Concernant le salarié :
– il satisfait son aspiration à l’autonomie, à l’indépendance et au besoin de développer son expérience et ses connaissances (motivation, développement personnel et professionnel) ;
– il a accès aux ressources financières, matérielles et humaines de l’entreprise lors du développement et du lancement de son projet ;
– il entreprend tout en restant sous contrat avec l’entreprise. Continuant à percevoir sa rémunération, cela lui donne une forme de confort moral et limite ses risques, bien qu’un échec puisse détériorer ses relations avec son employeur ;
En revanche,
– il ne détient pas l’affaire qu’il développe et son potentiel d’enrichissement est limité ;
– son indépendance est limitée, car il doit rendre des comptes à l’entreprise ;
– sa réussite dépend en partie de la qualité et de la persistance de l’engagement pris par la direction ;
– sa position toute particulière au sein de l’entreprise peut susciter jalousies et obstructions et compliquer les négociations en interne.
Concernant l’entreprise :
– il s’agit d’un moyen concret de développer une culture de l’innovation ;
– cela permet de révéler, de donner des perspectives d’évolution et de retenir les collaborateurs les plus talentueux et ambitieux ;
– cela lui donne la possibilité de développer certains types de projets avec plus de flexibilité en parallèle de l’organisation en place et de façon moins coûteuse ;
– cela renforce les compétences en interne et favorise l’apprentissage du travail collaboratif sur de nouveaux usages ou produits ;
– cela lui procure de nouvelles sources de revenus sans cannibaliser ses activités traditionnelles.

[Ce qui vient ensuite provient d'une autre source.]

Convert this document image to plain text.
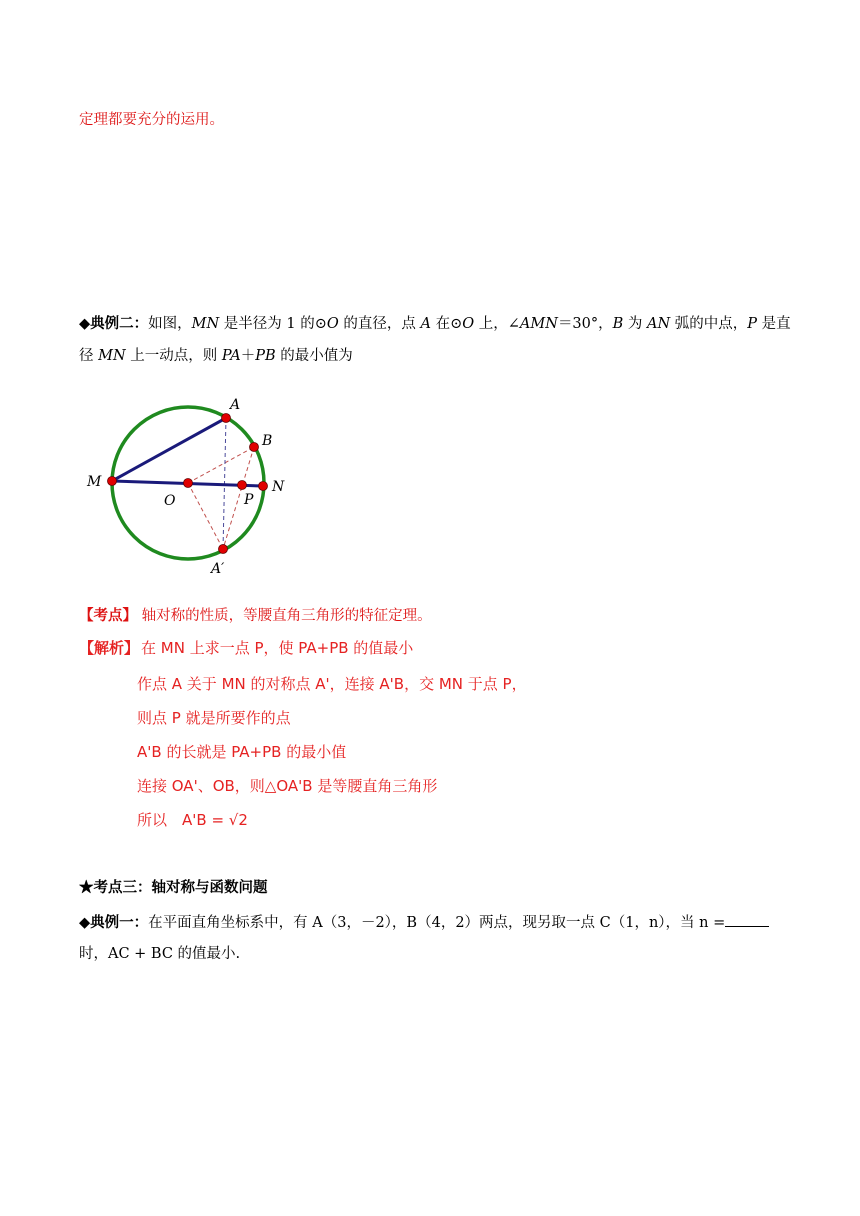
定理都要充分的运用。
◆典例二：如图，MN 是半径为 1 的⊙O 的直径，点 A 在⊙O 上，∠AMN＝30°，B 为 AN 弧的中点，P 是直
径 MN 上一动点，则 PA＋PB 的最小值为
A
B
M
O	P
N
A′
【考点】 轴对称的性质，等腰直角三角形的特征定理。
【解析】 在 MN 上求一点 P，使 PA+PB 的值最小
作点 A 关于 MN 的对称点 A'，连接 A'B，交 MN 于点 P，
则点 P 就是所要作的点
A'B 的长就是 PA+PB 的最小值
连接 OA'、OB，则△OA'B 是等腰直角三角形
所以　A'B = √2
★考点三：轴对称与函数问题
◆典例一：在平面直角坐标系中，有 A（3，－2），B（4，2）两点，现另取一点 C（1，n），当 n =
时，AC + BC 的值最小.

En revanche, les problématiques de rémunération, les rivalités avec le middle-management et les risques de faire évoluer en parallèle deux types de modèles (start up et traditionnel)antagonistes en termes de fonctionnement peuvent être source de conflits et d’effets pervers.
De fait, plus de deux tiers des entreprises sont réticentes à avancer sur cette voie. Les obstacles et les risques encourus (peur de l’échec, risques financiers, instauration d’une culture duale, manque de temps, besoin du management de tout contrôler, manque de flexibilité et méfiance vis-à-vis de ses collaborateurs) freinent les initiatives.
Sans évolution préalable de la culture de l’entreprise vers plus de flexibilité, d’autonomie et de responsabilisation des collaborateurs et la conviction que la promotion de l’innovation en interne est clé pour s’adapter dans une économie ouverte, les programmes d’intrapreunariat ont peu de chances de voir le jour.
Une implication forte de la direction et des ressources humaines sont indispensables ainsi que l’allègement de procédures pour favoriser l’autonomie et la prise de risques des collaborateurs. La mise en place d’un incubateur interne, la création de plateformes de générations d’idées collaboratives accessibles à tous ou des initiatives d’open innovation avec liaison avec des partenaires extérieurs sont de nature à faire évoluer les mentalités.
À n’en pas douter, l’intrapreneuriat est un levier de transformation et un accélérateur de changement clé pour les entreprises peinant encore à reconnaitre la place centrale de l’innovation dans la création de la valeur à long terme.
Il n’est néanmoins qu’un début de réponse, une étape, dans l’instauration d’une culture de l’innovation ouverte et collaborative impliquant toutes les composantes, forces vives et partenaires de l’entreprise.